Wykonanie
Mówi się, że to nie Imperium Rzymskie a
płatki kukurydziane podbiły cały świat. Gdyby użyć tej samej metafory, można by
rzec, że to nie Amerykanie a burgery wyplewiły hindusów z USA, zbudowały demokrację i wielką gospodarkę, wielkie samochody z ośmio, dziesięciolitrowymi silnikami, które
jadą 90 mil na godzinę spalając 30-40 litrów ropy. To burgery pokonały terrorystów w
Iraku i innych krajach Azji. To w końcu dzięki burgerom każdy Amerykanin jest wolnym człowiekiem, może wyznawać dowolne poglądy i
mieć dowolny kolor skóry, a przede wszystkim trzymać w domu amerykańską
broń automatyczną jak Colt M4 kaliber 5,56 mm... co też ja mówię .223 cala (nawiasem mówiąc to również dzięki burgerom Amerykanie mają cale a nie jakieś
dziwne minimetry, w których nic się nie da policzyć!).Burgery napędzają gospodarkę. Burger to zmielona krowa, których stada liczące miliony pozwalają wyżyć teksańskim farmerom. Dobry biznes sprawia, że farmerzy karczują lasy w Ameryce Południowej żeby krowy miały pastwiska, a lokalni ubodzy ludzie mogą zarobić pieniądze wycinając las.Gdyby bizony nie wymarły jak dinozaury, na pewno robiono by z nich burgery, bo istotą burgera jest przecież jego nieprzeciętna jakość. Jest to zdrowy, pożywny, bogaty posiłek, który pozwala amerykańskiemu marine biegać po afgańskich górach z ważącym 30 funtów karabinem wielkokalibrowym Barret M82, który jednym
nabojem potrafi oderwać głowę terrorysty z dystansu 6000 stóp - czy polski żołnierz wykarmiony grochówą potrafiłby coś takiego ?O pięknie burgerów świadczy też ich prostota.

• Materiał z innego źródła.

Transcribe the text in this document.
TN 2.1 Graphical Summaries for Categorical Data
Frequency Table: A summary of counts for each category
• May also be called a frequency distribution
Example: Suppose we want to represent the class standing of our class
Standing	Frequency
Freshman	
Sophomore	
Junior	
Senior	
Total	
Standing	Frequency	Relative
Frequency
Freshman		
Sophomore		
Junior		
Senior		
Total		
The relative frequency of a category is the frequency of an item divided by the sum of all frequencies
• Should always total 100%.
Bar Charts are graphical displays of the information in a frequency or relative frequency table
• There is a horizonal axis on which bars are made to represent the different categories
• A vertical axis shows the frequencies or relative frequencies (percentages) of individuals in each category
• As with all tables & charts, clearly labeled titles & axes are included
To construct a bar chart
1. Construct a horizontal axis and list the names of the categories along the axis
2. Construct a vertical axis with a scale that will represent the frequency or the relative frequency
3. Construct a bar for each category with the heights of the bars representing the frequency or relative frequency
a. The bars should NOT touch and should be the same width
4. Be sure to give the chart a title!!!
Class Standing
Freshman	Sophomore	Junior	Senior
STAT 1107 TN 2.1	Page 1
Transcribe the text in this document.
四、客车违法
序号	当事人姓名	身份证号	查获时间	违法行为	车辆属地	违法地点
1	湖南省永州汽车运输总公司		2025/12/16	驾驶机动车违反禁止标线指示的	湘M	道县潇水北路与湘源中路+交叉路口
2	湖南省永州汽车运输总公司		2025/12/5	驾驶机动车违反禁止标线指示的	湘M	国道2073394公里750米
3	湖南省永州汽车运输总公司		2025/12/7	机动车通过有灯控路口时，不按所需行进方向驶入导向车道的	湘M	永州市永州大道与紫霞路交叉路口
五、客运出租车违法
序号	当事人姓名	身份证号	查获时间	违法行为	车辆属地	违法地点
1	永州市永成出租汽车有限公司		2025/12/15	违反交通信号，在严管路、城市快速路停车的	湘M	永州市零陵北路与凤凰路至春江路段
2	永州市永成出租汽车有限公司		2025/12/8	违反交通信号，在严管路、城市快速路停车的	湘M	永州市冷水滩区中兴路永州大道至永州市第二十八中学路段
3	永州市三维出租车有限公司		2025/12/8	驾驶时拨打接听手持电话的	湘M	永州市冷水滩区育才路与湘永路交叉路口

Taki cheeseburger na przykład to
bułka, burger, plaster
sera i
ketchup. Wszystkie te składniki można kupić w każdym sklepie za grosze. Przekrawamy
bułkę, wkładamy burgera i
ser, a całość grzejemy w mikrofalówce. Po podgrzaniu rozklejamy, dodajemy
keczupu i mamy maomazję, pełnowartościowy posiłek, który zapewni nam energię na cały dzień ciężkiej pracy na farmie lub w fabryce wielkich jak pociąg półciężarówek, którymi farmerzy
jadą do sklepu po tytoń do żucia,
mleko i amunicję. Na burgery stać każdego, dlatego w Ameryce nie ma biedy i niedożywionych murzyniątek.Cheeseburger - co potwierdziły ostanie badania - nie posiada ani grama tłuszczu. Może go zjeść zarówno ciężko pracujący farmer z Teksasu, marine biegający z barretem w górach Afganistanu, gwiazda
porno z Hollywood oraz żydowski prawnik z Manhattanu i nie pójdzie im to ani trochę w dupę. Owszem, zdarzają się amerykanie, którzy cierpią na otyłość, odżywiają się burgerami, ale ostatnie badania nie stwierdziły żadnej korelacji pomiędzy ich otyłością a burgerami.Najwspanialsze w burgerach jest to, że żywi się nimi każdy Amerykanin i jest to jego własny, prywatny wybór (podobnie jak to, że meksykanie żyją sobie za
murem na południu wcinając burrito). To właśnie całe piękno demokracji, które Amerykanie zawdzięczają ojcom założycielom.Mogą spokojnie usiąść po powrocie z pastwiska na swoim bujanym fotelu, odłożyć swój
myśliwski M16 z celownikiem kolimatorowym ACOG i noktowizorem, służący do obrony posesji przed kojotami, otworzyć
piwo w takiej małej puszeczce i zjeść kilka chceeseburgerów. I jeżeli będzie chciał, może sobie nawet umrzeć na
raka odbytu, co i tak będzie lepsze niż terroryzm i dyktatury panujące w krajach azji czy tam afryki. Amen!PS: Weźmy takiego Charliego Sheena - gdyby nie jadł burgerów, pewnie dawno by się przekręcił. Wciąga więcej koki niż Chevrolet Camaro ropy! DEMOKRACJA!